1.  Both accused of violating the traditional institutions.

Jesus: “I have come not to destroy the law, but that it may be fulfilled.

Socrates: Trying to make democracy what it really should be.

2.  Both tried to stay out of politics, avoid being used by politicians.

Jesus: “Render to Ceasar what is Ceaser’s and to God what is God’s.”

Socrates: I chose a private life; wouldn’t have survived in public life.

3.  Both gadflys: critical of the established order, the corruption of the leaders. Both called the leaders to render an account of their lives and to justify their power and reputations.

4. Both the opposite of what they appeared:

Jesus accused of being impious

Socrates accused of being impious and corrupting the youth

5.  Common person: could not distinguish between those who challenged the status quo and religious leaders from a desire to make it truly good and get rid of the corruption and those who undermined the status quo due to their own corruption and desire for personal power

Jesus vs. the pharaisees; Zealots, Sadducees, Essenes

Socrates vs. the sophists, Euthyphro, Meletus, Anytus

6.  Both found followers in the dispossesed, the poor and/or the youth, those who did not have as much at stake in the status-quo

7. Why should we study a figure both like and unlike Jesus?

a) St. Paul: “When I was a child I thought like and child, I reasoned like a

child. Now that I am an adult I have put away childish things.”

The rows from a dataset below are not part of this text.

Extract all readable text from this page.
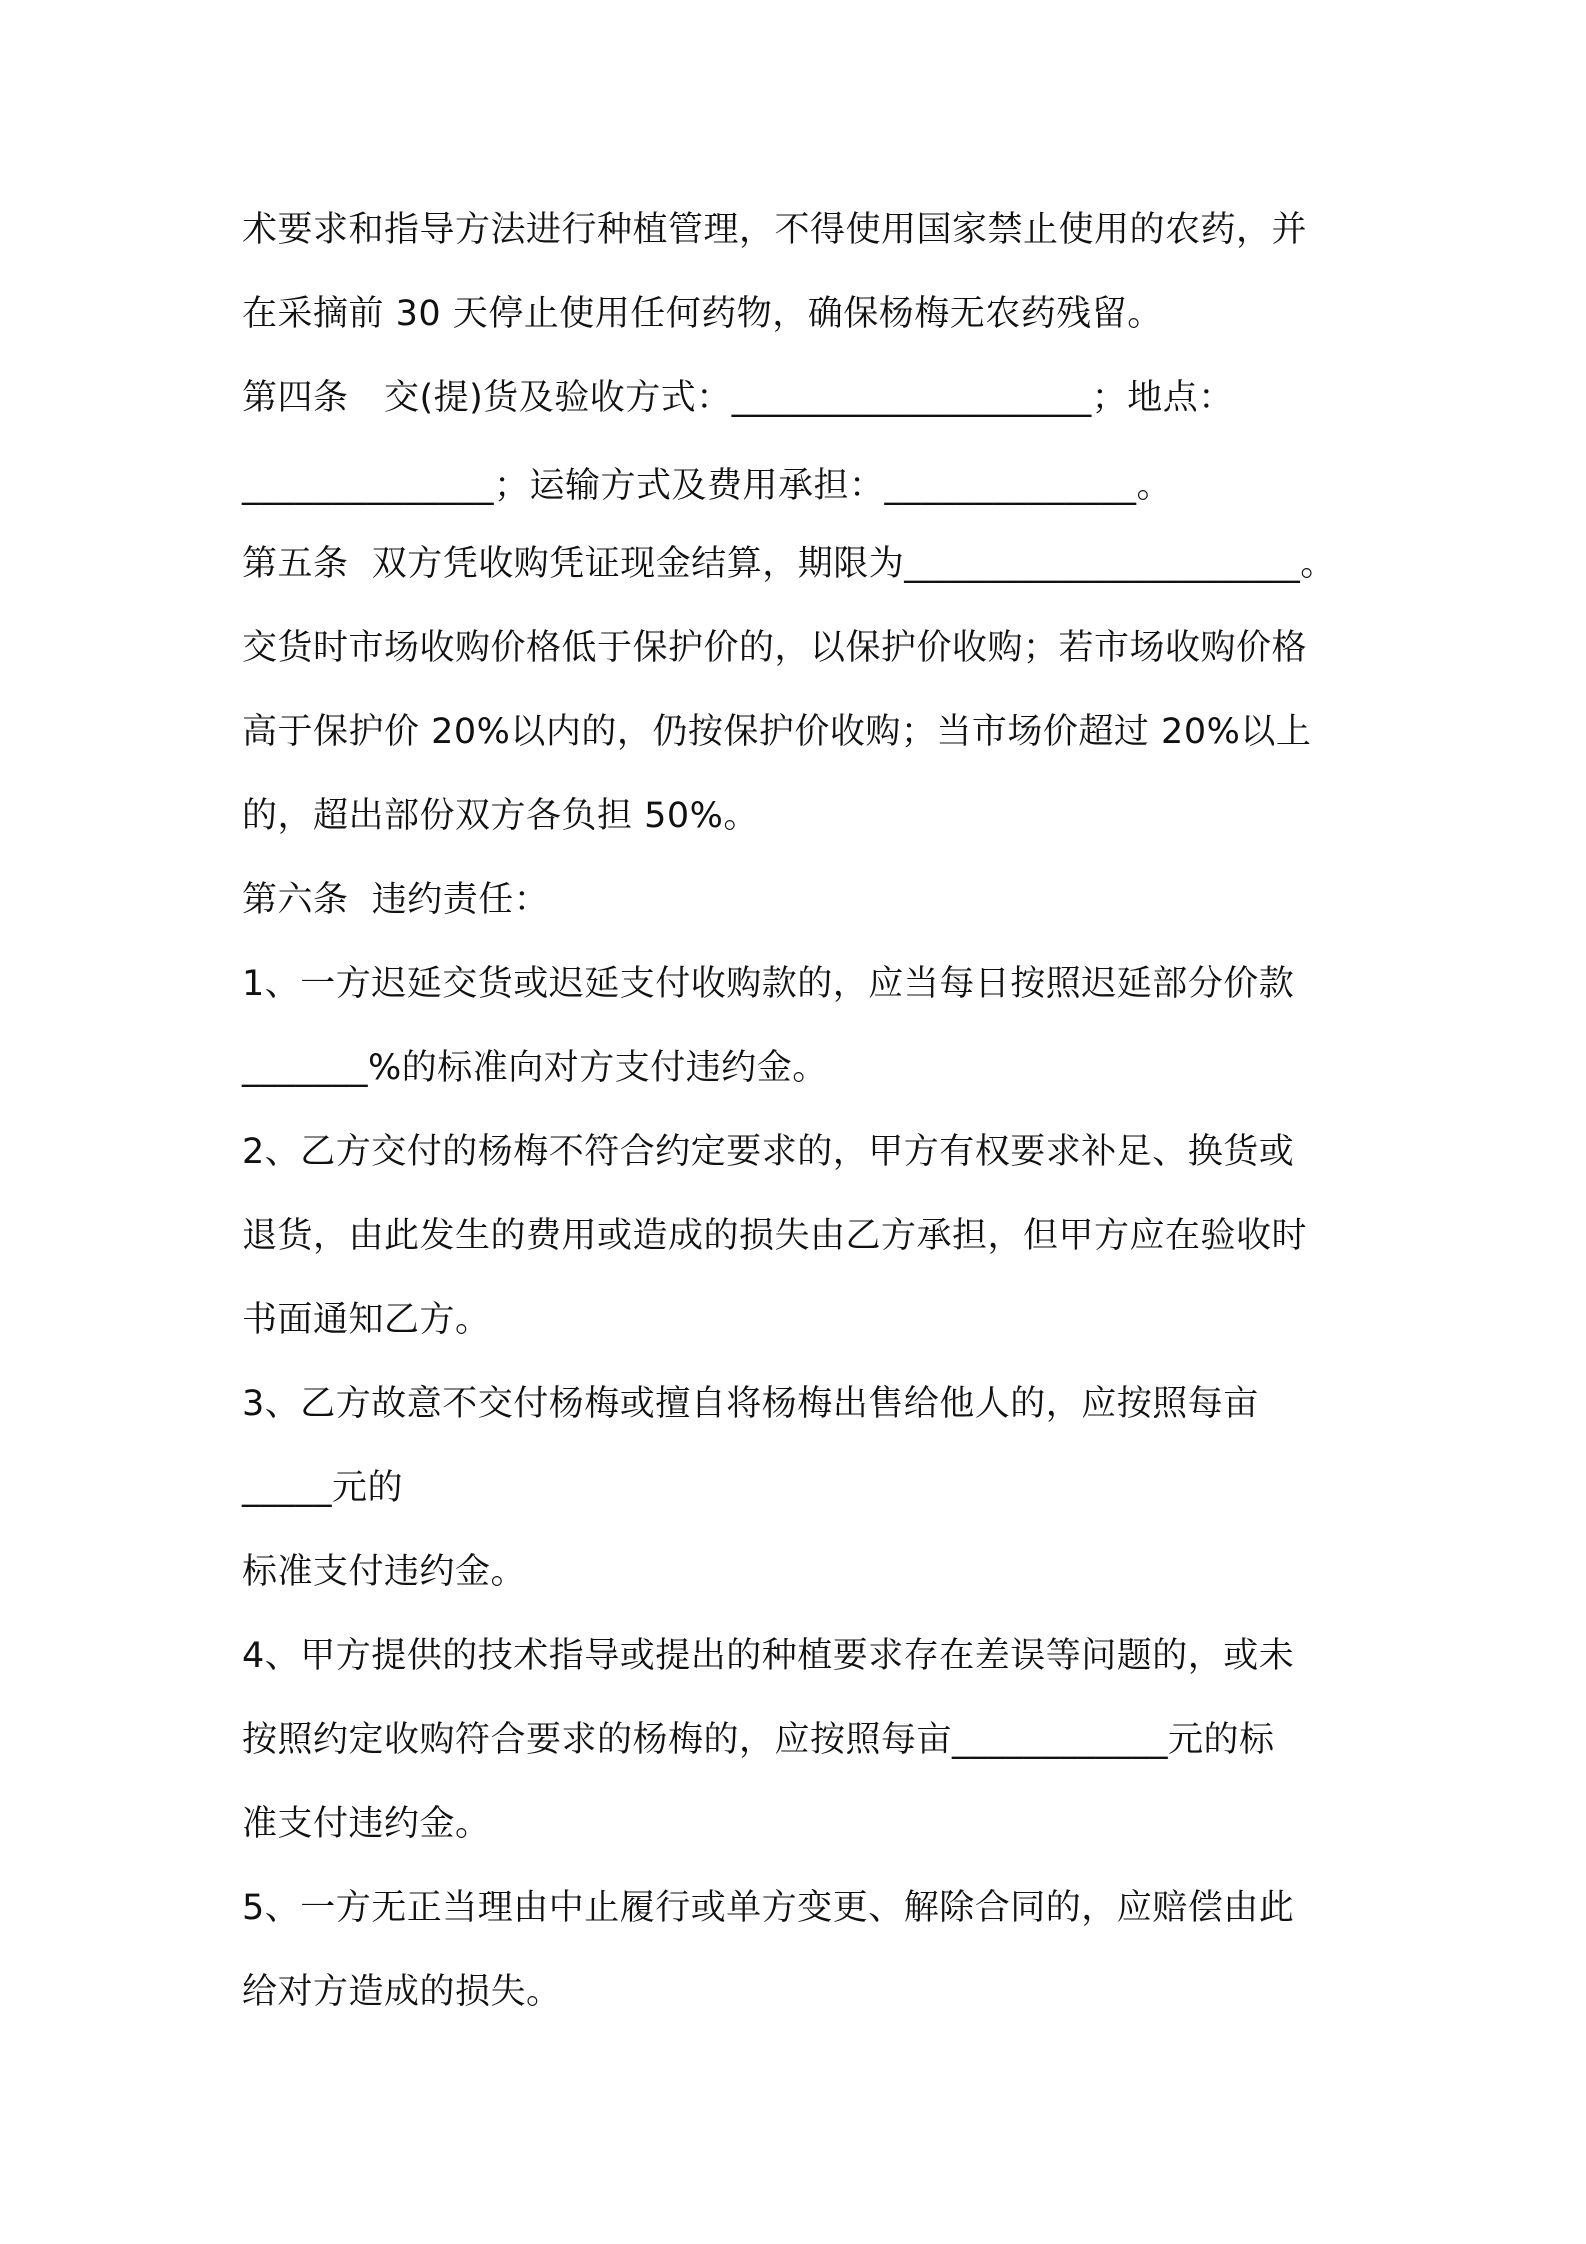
术要求和指导方法进行种植管理，不得使用国家禁止使用的农药，并
在采摘前 30 天停止使用任何药物，确保杨梅无农药残留。
第四条　交(提)货及验收方式：____________________；地点：
______________；运输方式及费用承担：______________。
第五条  双方凭收购凭证现金结算，期限为______________________。
交货时市场收购价格低于保护价的，以保护价收购；若市场收购价格
高于保护价 20%以内的，仍按保护价收购；当市场价超过 20%以上
的，超出部份双方各负担 50%。
第六条  违约责任：
1、一方迟延交货或迟延支付收购款的，应当每日按照迟延部分价款
_______%的标准向对方支付违约金。
2、乙方交付的杨梅不符合约定要求的，甲方有权要求补足、换货或
退货，由此发生的费用或造成的损失由乙方承担，但甲方应在验收时
书面通知乙方。
3、乙方故意不交付杨梅或擅自将杨梅出售给他人的，应按照每亩
_____元的
标准支付违约金。
4、甲方提供的技术指导或提出的种植要求存在差误等问题的，或未
按照约定收购符合要求的杨梅的，应按照每亩____________元的标
准支付违约金。
5、一方无正当理由中止履行或单方变更、解除合同的，应赔偿由此
给对方造成的损失。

b) Paul’s adult faith and life was the opposite of his childhood training.

c) Many people alter their convictions in the transition from childhood to

adulthood because their ways of thinking, feeling, being change

d)  Young adults need to study some religious/philosophical system or

Language or figure other than the one with which they grew up so they can reflect on the serious questions in life with a language which reflects their higher level of intellectual, emotional and spiritual development. Then they can turn back to the language of their childhood detached from the associations and level of awareness of a child and able to connect it with the spiritual, intellectual and emotional life of an adult.

7.  Socrates/Plato and multiculturalism

Within the United States there exist many very different cultures. Further, we are made aware of the cultures around the world and either have or will travel and be exposed to many cultural differences. This exposure has a tendency to lead to moral relativism: there is not good or evil, but human beings are molded to behave in different ways and to think of those ways as good or evil.

Socrates and the Athenians lived under similar circumstances. Their great navy and democratic beliefs led them to be exposed to many different cultures and to encourage foreigners to come and talk about their ideas. Plato’s dialogues are an effort to find a common ground underlying all of these apparent differences. The powers of soul Socrates exhibits and discussed are intended by Plato to be qualities of soul and life which every human being should aspire to, although these qualities will be exercised under very different physical circumstances. Did Plato/Socrates find some universal common ground? It is up to each of you to decide for yourselves by the end of the semester.